WBC and PLT levels altered over time following the second TZP treatment.

Day	WBC (x109/l)	PLT (x109/l)
1	5.4	206
4	17.6	3
5	8.2	48
6	8	52
7	8	73
8	6.7	84
9	7.1	125
10	6.5	138

TZP treatment was initiated and withdrawn on day 4 following admission of the patient. WBC, white blood cells; PLT, platelets; TZP, tazobactam and piperacillin.

Discussion

TZP treatment is commonly used in the ICU; however, TZP-induced thrombocytopenia is not commonly reported. In the present study, an elderly patient admitted to the ICU presented with thrombocytopenia, which was associated with TZP treatment. Clinical laboratory results demonstrated that the TZP-induced thrombocytopenia was abrupt (12 h later it had markedly decreased) and reversible, as platelet numbers were normal within 3–5 days following withdrawal of TZP. Although the platelet count decreased following treatment with methylprednisolone and gamma globulin, the platelet number remained particularly low for 1 month. However, subsequent to withdrawal of TZP treatment, the platelet level increased, confirming the hypothesis that thrombocytopenia was induced by TZP.

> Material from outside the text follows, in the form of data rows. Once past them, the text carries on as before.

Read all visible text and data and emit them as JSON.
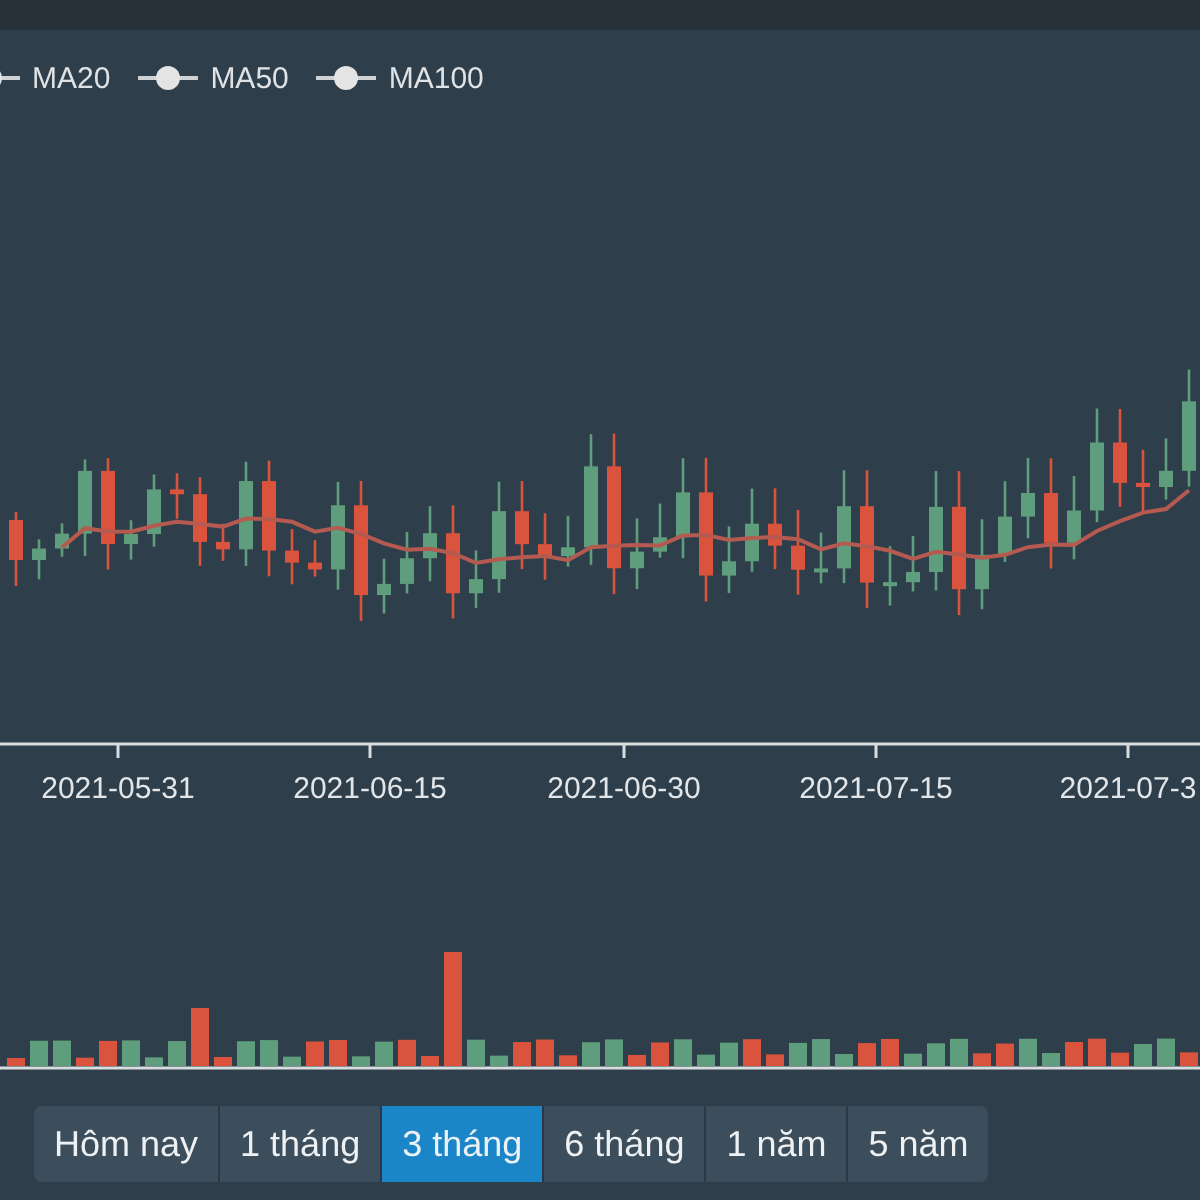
{
  "legend": [
    {
      "label": "MA20"
    },
    {
      "label": "MA50"
    },
    {
      "label": "MA100"
    }
  ],
  "x_axis_labels": [
    "2021-05-31",
    "2021-06-15",
    "2021-06-30",
    "2021-07-15",
    "2021-07-3"
  ],
  "range_buttons": [
    {
      "label": "Hôm nay",
      "selected": false
    },
    {
      "label": "1 tháng",
      "selected": false
    },
    {
      "label": "3 tháng",
      "selected": true
    },
    {
      "label": "6 tháng",
      "selected": false
    },
    {
      "label": "1 năm",
      "selected": false
    },
    {
      "label": "5 năm",
      "selected": false
    }
  ]
}
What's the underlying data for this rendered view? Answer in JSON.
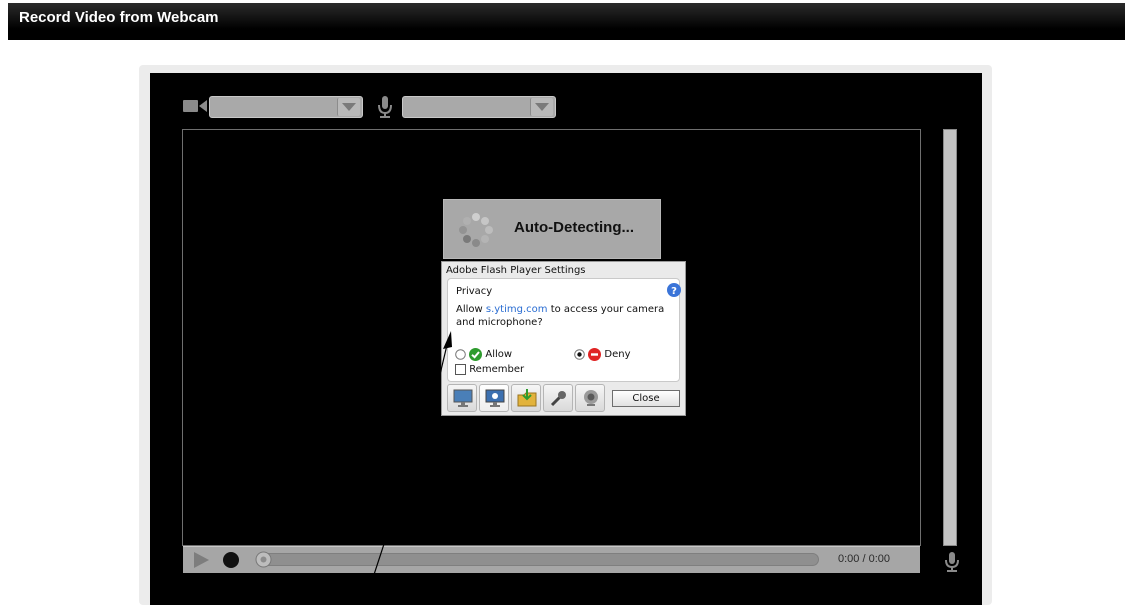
{
  "page": {
    "title": "Record Video from Webcam"
  },
  "recorder": {
    "camera_select": {
      "value": ""
    },
    "mic_select": {
      "value": ""
    },
    "status": {
      "text": "Auto-Detecting..."
    },
    "controls": {
      "time": "0:00 / 0:00"
    }
  },
  "flash_dialog": {
    "title": "Adobe Flash Player Settings",
    "section": "Privacy",
    "message_prefix": "Allow ",
    "domain": "s.ytimg.com",
    "message_suffix": " to access your camera and microphone?",
    "allow_label": "Allow",
    "deny_label": "Deny",
    "remember_label": "Remember",
    "selected": "Deny",
    "remember_checked": false,
    "close_label": "Close"
  },
  "colors": {
    "allow_icon": "#2e9b2e",
    "deny_icon": "#e02424",
    "help_icon": "#3a74d8",
    "link": "#2a6dd2"
  },
  "icons": [
    "video-camera-icon",
    "microphone-icon",
    "dropdown-arrow-icon",
    "loading-spinner-icon",
    "help-icon",
    "check-icon",
    "deny-icon",
    "display-icon",
    "privacy-icon",
    "local-storage-icon",
    "microphone-settings-icon",
    "webcam-settings-icon",
    "play-icon",
    "record-icon"
  ]
}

The main reason that doctors may ignore the association between TZP treatment and platelet reduction is that it has only rarely been reported in the literature (10,14,15). The present study suggested that doctors should be aware of the risks of TZP-induced thrombocytopenia, and that TZP treatment should be discontinued following detection of drug-induced thrombocytopenia.

The mechanism underlying TZP-induced thrombocytopenia is currently unclear. Previous studies have suggested that drug-induced thrombocytopenia may occur due to drug-induced suppression of the bone marrow (16,17). Conversely, other studies have suggested that TZP, which is a 500–1,000 Da drug, may associate with the platelet membrane antigen, stimulating the body to produce antibodies against the TZP-platelet complex; this, in turn, may activate the complement system in order to promote platelet destruction (18–20). In the present study, the adverse effects of TZP were predominantly associated with immune-mediated thrombocytopenia; however, the molecular pathogenesis underlying TZP-induced thrombocytopenia has yet to be elucidated and requires additional study.